1/ Stop loading standards committee with your goons, then back genuine open document standards. Thereby showing you embrace openness and want your products to compete on features not just lock-in.

2/ Stop deprecating the few Linux desktop products you have or give them limited functionality (e.g. Skype) . Okay so you are interested in Linux on a server. But your desktop nastiness just makes us all think you aren't sincere on the server either. How about releasing some other Linux desktop products, if you really want to show willing.

3/ Stop being nasty to PC vendors that want to ship OS free or Linux based PC's (increasing price of Windows licenses).

4/ Stop threatening Linux/Android vendors with patents for obvious things e.g. FAT long file names., exFAT which is also pretty straight forward. And make them open standards, they are pretty obvious anyway! That just looks grasping and controlling.
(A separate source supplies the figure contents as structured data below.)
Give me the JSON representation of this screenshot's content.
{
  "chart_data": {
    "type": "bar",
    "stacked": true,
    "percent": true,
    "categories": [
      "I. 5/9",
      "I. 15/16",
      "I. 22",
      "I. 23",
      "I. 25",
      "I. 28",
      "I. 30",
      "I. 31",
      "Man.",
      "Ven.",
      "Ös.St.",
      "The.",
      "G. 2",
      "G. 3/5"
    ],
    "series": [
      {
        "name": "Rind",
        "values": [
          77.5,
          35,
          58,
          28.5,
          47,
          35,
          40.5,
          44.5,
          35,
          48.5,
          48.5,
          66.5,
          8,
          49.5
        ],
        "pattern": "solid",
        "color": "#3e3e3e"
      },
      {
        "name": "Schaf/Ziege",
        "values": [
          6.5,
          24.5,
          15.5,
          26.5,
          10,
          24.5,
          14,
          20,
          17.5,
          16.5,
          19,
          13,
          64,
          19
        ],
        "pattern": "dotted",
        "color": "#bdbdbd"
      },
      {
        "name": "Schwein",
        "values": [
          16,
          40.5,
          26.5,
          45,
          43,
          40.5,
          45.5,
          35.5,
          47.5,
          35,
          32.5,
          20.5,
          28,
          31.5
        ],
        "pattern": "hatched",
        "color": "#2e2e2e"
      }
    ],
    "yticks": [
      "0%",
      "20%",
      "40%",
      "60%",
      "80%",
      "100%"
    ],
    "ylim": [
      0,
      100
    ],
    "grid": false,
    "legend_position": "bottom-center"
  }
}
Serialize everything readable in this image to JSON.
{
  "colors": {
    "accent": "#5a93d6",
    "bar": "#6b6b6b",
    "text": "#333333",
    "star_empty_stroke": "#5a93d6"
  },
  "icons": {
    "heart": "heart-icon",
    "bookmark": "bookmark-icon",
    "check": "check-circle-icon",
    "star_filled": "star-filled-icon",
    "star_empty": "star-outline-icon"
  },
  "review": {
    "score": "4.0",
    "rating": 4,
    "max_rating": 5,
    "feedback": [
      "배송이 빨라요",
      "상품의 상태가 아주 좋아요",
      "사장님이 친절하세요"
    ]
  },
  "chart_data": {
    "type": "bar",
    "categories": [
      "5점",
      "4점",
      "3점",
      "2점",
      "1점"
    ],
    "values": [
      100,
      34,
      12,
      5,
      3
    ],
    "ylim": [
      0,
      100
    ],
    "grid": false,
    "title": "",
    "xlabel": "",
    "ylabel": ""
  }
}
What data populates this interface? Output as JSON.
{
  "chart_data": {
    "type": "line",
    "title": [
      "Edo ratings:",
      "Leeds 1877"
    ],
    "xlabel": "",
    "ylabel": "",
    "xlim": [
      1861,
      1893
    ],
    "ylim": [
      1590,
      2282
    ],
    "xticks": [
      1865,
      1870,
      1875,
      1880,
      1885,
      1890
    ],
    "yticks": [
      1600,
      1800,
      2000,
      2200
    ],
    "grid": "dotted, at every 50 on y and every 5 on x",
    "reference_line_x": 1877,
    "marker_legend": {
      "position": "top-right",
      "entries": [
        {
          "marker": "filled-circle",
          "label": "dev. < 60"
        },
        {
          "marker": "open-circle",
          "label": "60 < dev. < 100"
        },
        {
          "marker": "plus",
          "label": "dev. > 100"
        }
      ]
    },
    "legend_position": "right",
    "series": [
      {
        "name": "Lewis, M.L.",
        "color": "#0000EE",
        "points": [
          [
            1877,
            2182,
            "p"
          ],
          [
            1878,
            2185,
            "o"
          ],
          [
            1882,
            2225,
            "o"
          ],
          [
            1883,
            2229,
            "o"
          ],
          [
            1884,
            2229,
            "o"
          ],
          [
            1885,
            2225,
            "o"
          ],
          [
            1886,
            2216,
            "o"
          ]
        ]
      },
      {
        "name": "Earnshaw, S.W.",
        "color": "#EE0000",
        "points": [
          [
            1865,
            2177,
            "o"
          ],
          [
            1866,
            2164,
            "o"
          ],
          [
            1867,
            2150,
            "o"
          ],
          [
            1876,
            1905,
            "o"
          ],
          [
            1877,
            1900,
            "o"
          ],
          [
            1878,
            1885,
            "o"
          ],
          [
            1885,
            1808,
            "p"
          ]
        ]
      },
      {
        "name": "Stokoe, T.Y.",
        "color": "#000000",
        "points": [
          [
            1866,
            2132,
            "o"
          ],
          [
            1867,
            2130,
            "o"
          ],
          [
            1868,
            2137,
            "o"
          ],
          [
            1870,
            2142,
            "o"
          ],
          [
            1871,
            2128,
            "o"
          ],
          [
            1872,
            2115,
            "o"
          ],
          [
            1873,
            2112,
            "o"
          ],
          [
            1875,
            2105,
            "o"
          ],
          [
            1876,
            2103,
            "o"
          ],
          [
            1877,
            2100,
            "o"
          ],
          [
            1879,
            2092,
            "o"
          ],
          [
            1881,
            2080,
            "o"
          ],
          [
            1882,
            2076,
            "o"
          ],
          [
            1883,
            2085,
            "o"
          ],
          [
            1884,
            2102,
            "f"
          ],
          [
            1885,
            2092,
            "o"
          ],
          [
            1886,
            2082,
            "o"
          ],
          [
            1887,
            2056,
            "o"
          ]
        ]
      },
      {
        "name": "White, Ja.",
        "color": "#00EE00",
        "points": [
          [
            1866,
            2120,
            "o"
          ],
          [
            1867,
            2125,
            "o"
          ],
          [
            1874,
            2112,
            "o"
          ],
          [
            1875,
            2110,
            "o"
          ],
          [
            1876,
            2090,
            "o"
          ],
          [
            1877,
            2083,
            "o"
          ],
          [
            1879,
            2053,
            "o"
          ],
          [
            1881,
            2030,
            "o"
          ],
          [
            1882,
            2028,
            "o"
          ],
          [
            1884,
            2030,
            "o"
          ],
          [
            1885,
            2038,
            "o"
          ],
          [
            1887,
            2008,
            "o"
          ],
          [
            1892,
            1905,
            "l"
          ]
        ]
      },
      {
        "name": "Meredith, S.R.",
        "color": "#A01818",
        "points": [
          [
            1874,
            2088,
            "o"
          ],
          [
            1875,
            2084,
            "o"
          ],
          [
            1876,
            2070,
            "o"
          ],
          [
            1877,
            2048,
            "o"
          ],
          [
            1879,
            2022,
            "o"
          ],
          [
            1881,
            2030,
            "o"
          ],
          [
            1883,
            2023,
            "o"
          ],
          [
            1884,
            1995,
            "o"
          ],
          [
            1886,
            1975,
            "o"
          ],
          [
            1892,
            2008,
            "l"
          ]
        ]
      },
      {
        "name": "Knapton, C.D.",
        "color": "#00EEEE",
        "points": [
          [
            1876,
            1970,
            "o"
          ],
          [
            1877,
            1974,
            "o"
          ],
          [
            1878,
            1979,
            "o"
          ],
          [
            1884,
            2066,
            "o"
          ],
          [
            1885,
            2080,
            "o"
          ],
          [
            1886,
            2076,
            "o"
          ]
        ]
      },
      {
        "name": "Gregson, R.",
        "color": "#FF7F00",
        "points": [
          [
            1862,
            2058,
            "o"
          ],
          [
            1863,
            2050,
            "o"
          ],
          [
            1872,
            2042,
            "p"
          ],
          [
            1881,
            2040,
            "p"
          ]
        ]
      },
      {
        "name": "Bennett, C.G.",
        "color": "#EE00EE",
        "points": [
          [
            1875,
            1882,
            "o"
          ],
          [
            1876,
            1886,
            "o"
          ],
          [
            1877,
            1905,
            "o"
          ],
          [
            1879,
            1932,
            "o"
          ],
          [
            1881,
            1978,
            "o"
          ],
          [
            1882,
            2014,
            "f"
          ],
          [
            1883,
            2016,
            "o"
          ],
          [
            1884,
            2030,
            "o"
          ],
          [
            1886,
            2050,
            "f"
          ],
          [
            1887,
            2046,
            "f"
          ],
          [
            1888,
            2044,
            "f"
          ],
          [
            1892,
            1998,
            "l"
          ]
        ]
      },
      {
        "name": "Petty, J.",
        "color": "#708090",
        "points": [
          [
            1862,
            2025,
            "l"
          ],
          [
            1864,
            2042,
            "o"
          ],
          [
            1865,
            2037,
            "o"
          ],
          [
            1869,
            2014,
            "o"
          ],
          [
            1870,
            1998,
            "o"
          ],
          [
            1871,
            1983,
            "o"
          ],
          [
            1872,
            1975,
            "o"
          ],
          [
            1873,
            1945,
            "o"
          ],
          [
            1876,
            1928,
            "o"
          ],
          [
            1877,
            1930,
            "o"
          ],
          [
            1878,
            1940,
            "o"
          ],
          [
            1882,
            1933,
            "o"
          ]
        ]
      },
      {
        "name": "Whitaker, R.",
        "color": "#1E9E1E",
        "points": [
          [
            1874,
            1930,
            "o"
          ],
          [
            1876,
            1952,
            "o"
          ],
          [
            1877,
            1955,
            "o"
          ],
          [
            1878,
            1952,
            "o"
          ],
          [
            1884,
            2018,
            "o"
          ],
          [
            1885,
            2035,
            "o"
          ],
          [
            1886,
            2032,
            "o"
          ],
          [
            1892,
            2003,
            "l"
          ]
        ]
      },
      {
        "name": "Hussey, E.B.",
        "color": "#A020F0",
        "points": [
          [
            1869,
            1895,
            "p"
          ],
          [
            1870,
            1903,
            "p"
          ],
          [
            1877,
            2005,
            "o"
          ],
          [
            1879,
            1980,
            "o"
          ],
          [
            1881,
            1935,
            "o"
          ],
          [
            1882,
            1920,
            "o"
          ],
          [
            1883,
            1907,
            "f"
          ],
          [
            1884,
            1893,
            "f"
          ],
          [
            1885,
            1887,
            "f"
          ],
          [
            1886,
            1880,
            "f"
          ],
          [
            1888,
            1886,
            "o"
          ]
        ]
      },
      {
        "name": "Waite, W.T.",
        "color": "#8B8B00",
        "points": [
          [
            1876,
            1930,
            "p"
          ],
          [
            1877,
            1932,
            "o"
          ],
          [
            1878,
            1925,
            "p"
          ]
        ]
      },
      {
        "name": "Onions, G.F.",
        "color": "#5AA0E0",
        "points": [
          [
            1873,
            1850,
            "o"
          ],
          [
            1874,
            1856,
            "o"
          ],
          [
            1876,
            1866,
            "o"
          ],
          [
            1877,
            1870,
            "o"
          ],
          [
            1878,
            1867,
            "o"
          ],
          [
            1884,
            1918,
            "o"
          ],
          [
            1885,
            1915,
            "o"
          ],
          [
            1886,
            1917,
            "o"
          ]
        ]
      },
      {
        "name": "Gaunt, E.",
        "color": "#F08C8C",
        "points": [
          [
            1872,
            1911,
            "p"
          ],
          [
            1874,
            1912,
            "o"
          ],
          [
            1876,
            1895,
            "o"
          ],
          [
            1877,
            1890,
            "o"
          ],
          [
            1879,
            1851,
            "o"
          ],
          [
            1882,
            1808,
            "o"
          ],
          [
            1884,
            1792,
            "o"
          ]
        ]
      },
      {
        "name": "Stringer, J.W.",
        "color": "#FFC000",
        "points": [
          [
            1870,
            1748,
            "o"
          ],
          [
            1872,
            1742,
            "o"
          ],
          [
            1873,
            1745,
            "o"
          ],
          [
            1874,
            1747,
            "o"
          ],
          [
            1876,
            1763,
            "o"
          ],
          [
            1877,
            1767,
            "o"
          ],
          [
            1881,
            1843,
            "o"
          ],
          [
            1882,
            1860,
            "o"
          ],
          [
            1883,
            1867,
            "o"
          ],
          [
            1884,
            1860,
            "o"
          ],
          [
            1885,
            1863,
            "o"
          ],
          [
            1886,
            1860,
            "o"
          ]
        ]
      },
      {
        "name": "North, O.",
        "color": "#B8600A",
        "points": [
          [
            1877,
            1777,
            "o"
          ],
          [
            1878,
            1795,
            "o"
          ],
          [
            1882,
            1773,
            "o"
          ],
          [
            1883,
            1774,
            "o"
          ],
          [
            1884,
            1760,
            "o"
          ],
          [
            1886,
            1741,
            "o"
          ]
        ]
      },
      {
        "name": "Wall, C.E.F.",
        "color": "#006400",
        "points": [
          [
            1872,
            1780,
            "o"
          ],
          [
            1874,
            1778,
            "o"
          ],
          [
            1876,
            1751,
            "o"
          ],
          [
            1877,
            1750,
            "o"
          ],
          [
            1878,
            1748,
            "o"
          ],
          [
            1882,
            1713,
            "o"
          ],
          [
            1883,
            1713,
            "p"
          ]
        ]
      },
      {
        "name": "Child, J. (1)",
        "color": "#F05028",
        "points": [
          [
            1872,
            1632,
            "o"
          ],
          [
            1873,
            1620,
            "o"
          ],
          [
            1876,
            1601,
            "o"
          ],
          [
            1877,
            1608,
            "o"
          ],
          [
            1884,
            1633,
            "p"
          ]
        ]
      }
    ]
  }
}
Lets face it MS, the only reason you have a patent of any value is you have a Desktop monopoly.

5/ Don't release new Linux products with functionality crippled compared to the Windows versions, and give some commitment to it's long term future.Not giving equivalent functionality (at the same time) makes me think you will move me over to Windows if I need a particular feature. And the lack of commitment makes us old Unix heads remember IE on Solaris and HP-UX which disappeared as soon as you destroyed Netscape in the market. Not forgiven yet for this piece of obvious nasty behaviour. Otherwise people like me who work in corporate IT will not touch Linux SQL Server with a long pole, we only use it now on Windows where we have no choice.

6/ And a little contrition wouldn't hurt, "we know we haven't been fair to this community in the past etc" style. Maybe you'll realise that the whole world will one day not be running Windows!!

Anyone who doesn't get why the above has really annoyed the Linux community, is probably the definition of a MS shill. These changes would benefit Windows users too!

Comment Being Screwed by MS (Score 1) 209

What did people think would happen if you invest in a platform you don't control.

MS have a long history of screwing partners, especially if the partner has started to make real money in an area.

My sympathy for these developers is limited, yes release on Windows but you maybe want to do another platform so you have a plan B.